Когда он прокричал последнее ругательство, поставил топор в угол и ушел в комнату, наступила тишина. Ия тоже закрыла дверь и легла в постель. Дверь кухни распахнулась и с криком: «Он хотел меня изнасиловать!» по коридору пронеслась дочка. Храп тут же прекратился, и началась кутерьма.
Пришедший с работы Папочка слушал историю про славянский бунт Люсьена и возбужденно хлопал себя по бокам:
– Эх, меня не было! А ты что не заступилась? И та дура, и этот дурак.
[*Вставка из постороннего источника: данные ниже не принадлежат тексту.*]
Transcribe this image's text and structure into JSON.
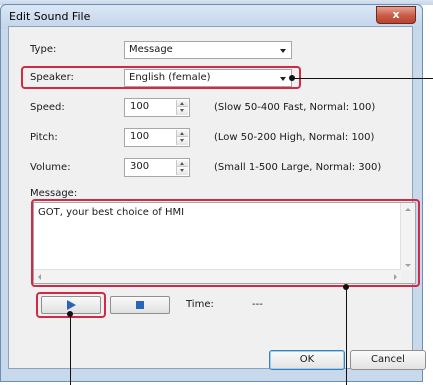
{
  "window": {
    "title": "Edit Sound File",
    "close_label": "x"
  },
  "fields": {
    "type": {
      "label": "Type:",
      "value": "Message"
    },
    "speaker": {
      "label": "Speaker:",
      "value": "English (female)"
    },
    "speed": {
      "label": "Speed:",
      "value": "100",
      "hint": "(Slow 50-400 Fast, Normal: 100)"
    },
    "pitch": {
      "label": "Pitch:",
      "value": "100",
      "hint": "(Low 50-200 High, Normal: 100)"
    },
    "volume": {
      "label": "Volume:",
      "value": "300",
      "hint": "(Small 1-500 Large, Normal: 300)"
    }
  },
  "message": {
    "label": "Message:",
    "text": "GOT, your best choice of HMI"
  },
  "playback": {
    "time_label": "Time:",
    "time_value": "---"
  },
  "buttons": {
    "ok": "OK",
    "cancel": "Cancel"
  },
  "colors": {
    "highlight": "#d02a45",
    "media_icon": "#2a64b8",
    "title_bar": "#c9d9ec"
  }
}
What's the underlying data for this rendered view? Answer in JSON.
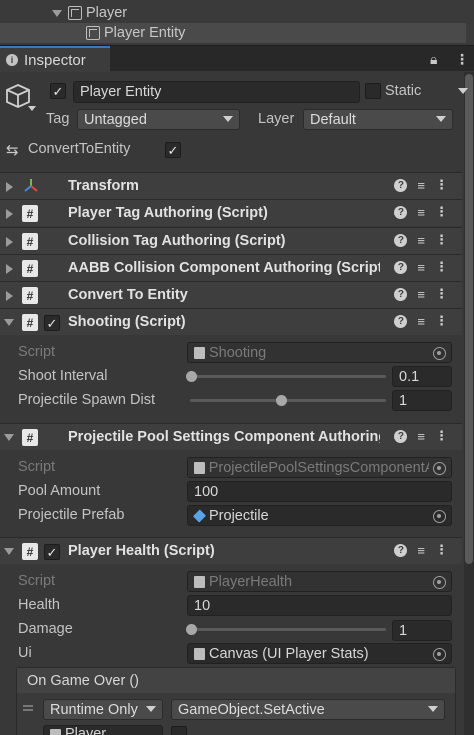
{
  "hierarchy": {
    "parent": "Player",
    "child": "Player Entity"
  },
  "tab": {
    "label": "Inspector"
  },
  "header": {
    "name": "Player Entity",
    "static_label": "Static",
    "tag_label": "Tag",
    "tag_value": "Untagged",
    "layer_label": "Layer",
    "layer_value": "Default",
    "convert_label": "ConvertToEntity"
  },
  "components": [
    {
      "title": "Transform"
    },
    {
      "title": "Player Tag Authoring (Script)"
    },
    {
      "title": "Collision Tag Authoring (Script)"
    },
    {
      "title": "AABB Collision Component Authoring (Script)"
    },
    {
      "title": "Convert To Entity"
    },
    {
      "title": "Shooting (Script)"
    },
    {
      "title": "Projectile Pool Settings Component Authoring (Script)"
    },
    {
      "title": "Player Health (Script)"
    }
  ],
  "shooting": {
    "script_label": "Script",
    "script_value": "Shooting",
    "shoot_interval_label": "Shoot Interval",
    "shoot_interval_value": "0.1",
    "spawn_dist_label": "Projectile Spawn Dist",
    "spawn_dist_value": "1"
  },
  "pool": {
    "script_label": "Script",
    "script_value": "ProjectilePoolSettingsComponentAuthoring",
    "amount_label": "Pool Amount",
    "amount_value": "100",
    "prefab_label": "Projectile Prefab",
    "prefab_value": "Projectile"
  },
  "health": {
    "script_label": "Script",
    "script_value": "PlayerHealth",
    "health_label": "Health",
    "health_value": "10",
    "damage_label": "Damage",
    "damage_value": "1",
    "ui_label": "Ui",
    "ui_value": "Canvas (UI Player Stats)"
  },
  "event": {
    "title": "On Game Over ()",
    "runtime": "Runtime Only",
    "function": "GameObject.SetActive",
    "target": "Player"
  }
}
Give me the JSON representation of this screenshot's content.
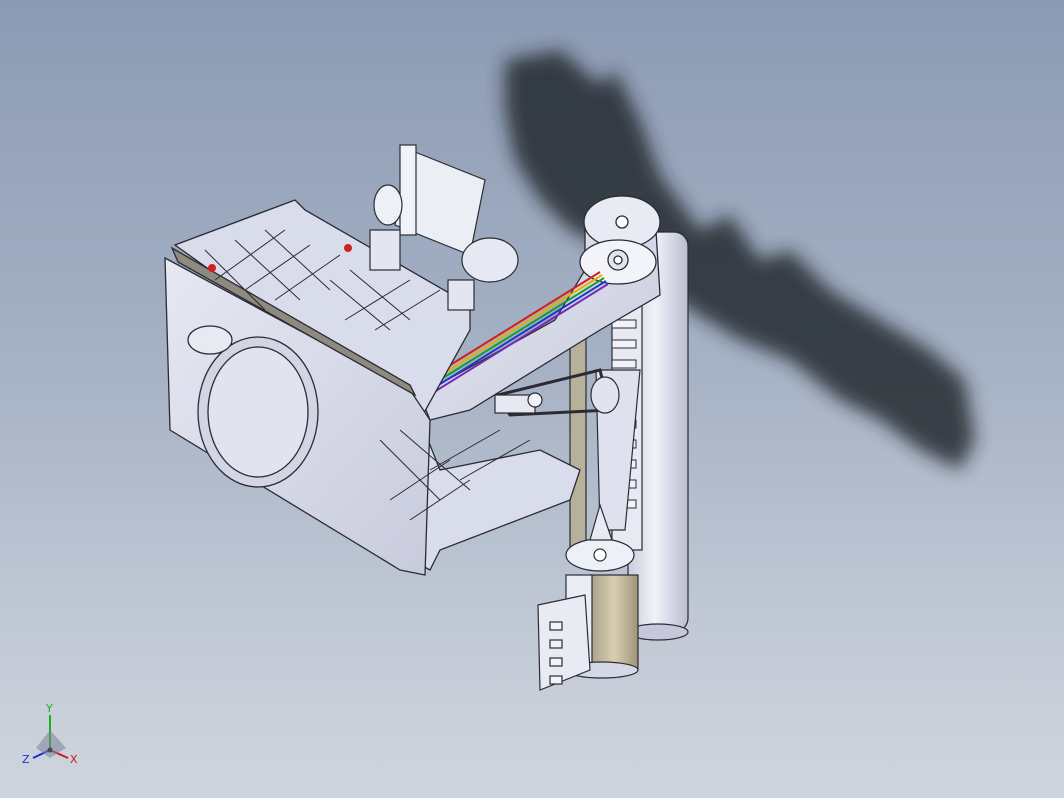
{
  "view": {
    "background_top": "#8c9bb4",
    "background_bottom": "#cfd5de"
  },
  "model": {
    "part_color": "#dcdfee",
    "edge_color": "#2b2b33",
    "shadow_color": "#1e2026",
    "cable_colors": [
      "#d02020",
      "#e0b000",
      "#1a9a2a",
      "#1a3ad0",
      "#7a2ab0",
      "#222222"
    ],
    "spring_color": "#c9bfa4"
  },
  "triad": {
    "x_label": "X",
    "y_label": "Y",
    "z_label": "Z",
    "x_color": "#d01818",
    "y_color": "#18b018",
    "z_color": "#1830d0"
  }
}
Днем на кухне против обыкновения было пусто. Мать с дочкой куда-то уходили. Вечером в квартиру пришел участковый. Тот самый, веснушчатый.
– Здравствуйте, граждане проживающие! – приветствовал он высунувшихся в коридор Ию и Папочку. – Как здоровьице?
– Не жалуемся, – проворчал Папочка.
– Молодцы, так держать! Но сегодня я к вам по другому поводу. Леонид Леопольдович Лютиков у вас проживает?
– Нет у нас никакого Леонида, – удивились они.
– А вот ваши соседи пишут, что есть…
– Это Люсьен, что ли? – догадался Папочка.
В квартире стало совсем тихо.
– Он, он, Ирод! – рассек тишину голос матери из-за закрытых дверей шести метров.
Под дверью в комнате Люсьена раздался приглушенный вздох.
– Потерпевших я уже выслушал, – похлопал участковый по толстой папке под мышкой. – Теперь вас хочу опросить как свидетелей, по одному.
Папочка отправился на опустевшую кухню, Ия с Нормой как главные свидетели прошли в комнату.
– Вы опять ничего не видели? – лукаво поинтересовался участковый.
– Честно говоря, не много, – призналась Ия. – Да и видеть-то особо нечего было. Люсьен выпил, ну и начал свою старую песню. Уж не знаю, чем ему так евреи насолили, но у него это пунктик.